Ludivine Petit a dû gérer les mouvements et placements avec une grande minutie, un peu comme s’il s’agissait d’un corps de ballet sur une scène particulièrement peuplée, de sorte que l’on voit bien l’ensemble et chacun à la fois. Parfois, les entrées en scène posent d’épineux problèmes comme celui de choisir le moment le plus approprié pour commencer la musique lorsque les choristes arrivent tous ensemble, chacun avec une chaise pliante à la main, qu’ils doivent placer avant de s’asseoir dessus, sachant que pour corser l’exercice le superbe parquet en bois a tendance à grincer sous les pas, même les plus précautionneux…
Cette oeuvre présente l’intérêt de montrer le potentiel satirique d’un opéra-bouffe où l’on se moque sans limite de quelques grands clichés d’époque tels que le classicisme mythologique qui a alors hanté les oeuvres dites sérieuses pendant des décennies, ou encore les figures du pouvoir. On aimerait que l’esprit de cette sympathique effronterie, où l’on malmène gentiment mais carrément la grande bourgeoisie et les hommes de pouvoir, pourrait inséminer bien des créations mauriciennes, tant l’actualité donne d’exemples de la malice de nos bien-aimés leaders ! Soutenu par une musique relativement complexe, ce spectacle est aussi un stimulant divertissement musical où le compositeur s’est amusé à reprendre certains airs célèbres, et où s’est inventé le pas de danse qu’on n’appelait pas alors le French cancan, mais le Galop infernal.
Nouveaux visages
Lorsque Pluton le maître des enfers décide de foutre la pagaille chez les Dieux de l’Olympe en y déclenchant une révolte contre le puissant Jupiter, cela se fait au son d’une réappropriation partielle de la Marseillaise… Aux armes ! Il est assez amusant aussi de voir un duo entre Jupiter et Pluton se dérouler sous la forme d’une partie de badminton, ou encore de faire connaissance avec un charmant petit Cupidon féminin, qui a un coffre inversement proportionnel à sa petite taille…
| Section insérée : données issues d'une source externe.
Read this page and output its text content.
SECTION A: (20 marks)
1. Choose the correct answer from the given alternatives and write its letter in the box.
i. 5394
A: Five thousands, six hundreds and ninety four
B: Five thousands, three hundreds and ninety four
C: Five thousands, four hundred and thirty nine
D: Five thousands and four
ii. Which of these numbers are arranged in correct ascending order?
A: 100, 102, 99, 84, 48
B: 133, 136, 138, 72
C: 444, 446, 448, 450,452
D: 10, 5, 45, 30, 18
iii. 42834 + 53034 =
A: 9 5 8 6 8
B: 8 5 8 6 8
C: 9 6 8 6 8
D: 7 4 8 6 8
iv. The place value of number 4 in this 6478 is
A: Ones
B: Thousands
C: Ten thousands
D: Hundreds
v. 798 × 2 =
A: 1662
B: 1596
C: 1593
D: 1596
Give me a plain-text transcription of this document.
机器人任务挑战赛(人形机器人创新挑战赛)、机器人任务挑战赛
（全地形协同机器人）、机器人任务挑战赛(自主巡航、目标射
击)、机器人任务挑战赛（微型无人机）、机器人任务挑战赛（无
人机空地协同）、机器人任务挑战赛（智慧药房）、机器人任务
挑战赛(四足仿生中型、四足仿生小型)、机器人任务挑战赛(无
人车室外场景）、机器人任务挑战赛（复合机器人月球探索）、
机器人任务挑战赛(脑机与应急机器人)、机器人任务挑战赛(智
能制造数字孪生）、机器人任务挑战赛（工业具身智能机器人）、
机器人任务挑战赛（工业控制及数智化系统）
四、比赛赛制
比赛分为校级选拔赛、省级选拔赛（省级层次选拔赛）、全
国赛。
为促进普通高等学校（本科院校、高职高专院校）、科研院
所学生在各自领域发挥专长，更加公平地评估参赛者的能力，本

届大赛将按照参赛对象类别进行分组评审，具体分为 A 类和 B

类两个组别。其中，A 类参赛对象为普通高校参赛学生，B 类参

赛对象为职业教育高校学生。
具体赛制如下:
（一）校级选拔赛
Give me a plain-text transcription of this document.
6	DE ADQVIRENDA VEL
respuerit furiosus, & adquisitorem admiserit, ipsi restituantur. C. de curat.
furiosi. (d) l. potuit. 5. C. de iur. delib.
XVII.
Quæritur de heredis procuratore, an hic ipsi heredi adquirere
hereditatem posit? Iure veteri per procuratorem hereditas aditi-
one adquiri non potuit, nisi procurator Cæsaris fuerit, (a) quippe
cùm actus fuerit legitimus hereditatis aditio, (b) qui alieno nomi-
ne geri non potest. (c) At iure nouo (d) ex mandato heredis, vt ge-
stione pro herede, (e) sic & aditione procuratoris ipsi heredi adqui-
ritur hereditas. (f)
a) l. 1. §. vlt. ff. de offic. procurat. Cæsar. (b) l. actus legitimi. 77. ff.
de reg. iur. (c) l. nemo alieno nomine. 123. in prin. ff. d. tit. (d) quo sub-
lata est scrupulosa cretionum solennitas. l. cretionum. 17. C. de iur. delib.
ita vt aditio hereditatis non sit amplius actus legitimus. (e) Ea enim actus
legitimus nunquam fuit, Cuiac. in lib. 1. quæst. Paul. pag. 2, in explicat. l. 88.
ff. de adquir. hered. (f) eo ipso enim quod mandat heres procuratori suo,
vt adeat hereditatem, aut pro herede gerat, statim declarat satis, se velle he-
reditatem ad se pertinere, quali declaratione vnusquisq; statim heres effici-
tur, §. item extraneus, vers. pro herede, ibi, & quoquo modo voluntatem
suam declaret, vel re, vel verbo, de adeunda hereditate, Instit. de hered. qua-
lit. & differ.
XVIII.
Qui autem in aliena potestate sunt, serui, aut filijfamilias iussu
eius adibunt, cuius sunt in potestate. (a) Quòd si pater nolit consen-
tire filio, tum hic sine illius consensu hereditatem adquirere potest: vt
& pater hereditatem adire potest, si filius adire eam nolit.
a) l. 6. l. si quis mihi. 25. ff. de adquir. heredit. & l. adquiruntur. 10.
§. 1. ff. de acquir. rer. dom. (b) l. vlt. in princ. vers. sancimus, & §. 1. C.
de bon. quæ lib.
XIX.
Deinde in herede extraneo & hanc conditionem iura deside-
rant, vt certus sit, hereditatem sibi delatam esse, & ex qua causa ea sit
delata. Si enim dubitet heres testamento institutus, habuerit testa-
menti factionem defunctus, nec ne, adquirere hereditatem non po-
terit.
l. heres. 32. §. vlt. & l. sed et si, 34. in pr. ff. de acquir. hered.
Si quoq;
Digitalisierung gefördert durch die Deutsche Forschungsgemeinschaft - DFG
Les challengers de Pluton (Jean-Michel Ringadoo) sont ici les ténors Andrew Glover et Michael Gann, dont nous découvrons la justesse et le timbre particulier. Le premier vient de Nouvelle-Zélande où il a étudié le théâtre, la danse et le chant, mais est désormais basé au Royaume-Uni. Celui qui incarne un Orphée en grand échalas libertin a fait ses débuts en art lyrique dans Le Barbier de Séville à l’Opéra de Nouvelle-Zélande où il a par la suite tenu de très nombreux rôles. Ayant acquis d’honorables distinctions en Australie, notre homme aura ensuite l’occasion de se produire avec des orchestres symphoniques tels que le New philarmonic de Tokyo, ou encore le philharmonique de la ville de Cardiff, l’orchestre de chambre d’Auckland, passant avec aisance de Haendel à Rossini ou Haydn. Andrew Glover a aussi interprété de nombreux rôles de comédien et joué dans le théâtre musical.
Brillant de tous ses éclats dans le rôle de Jupiter ou Papapiter comme l’appellent ses intimes, Michael Gann semble épouser comme un gant ce rôle fait d’autorité et d’excentricité désuète. Ancien membre des choeurs du festival de Bayreuth, cet artiste a ensuite intégré la compagnie du Munich Staatstheater am Gärtnerplatz, y enchaînant les rôles de ténor y compris Pedrillo, Beppo, Ivanov et The witch, aussi bien que des interventions dans des opérettes et des comédies musicales. Michael Gann s’est produit dans de nombreux théâtres allemands, autrichiens et italiens, ainsi qu’au Brésil. Depuis 2007, il est ténor freelance, apparaissant notamment régulièrement à la biennale de Munich.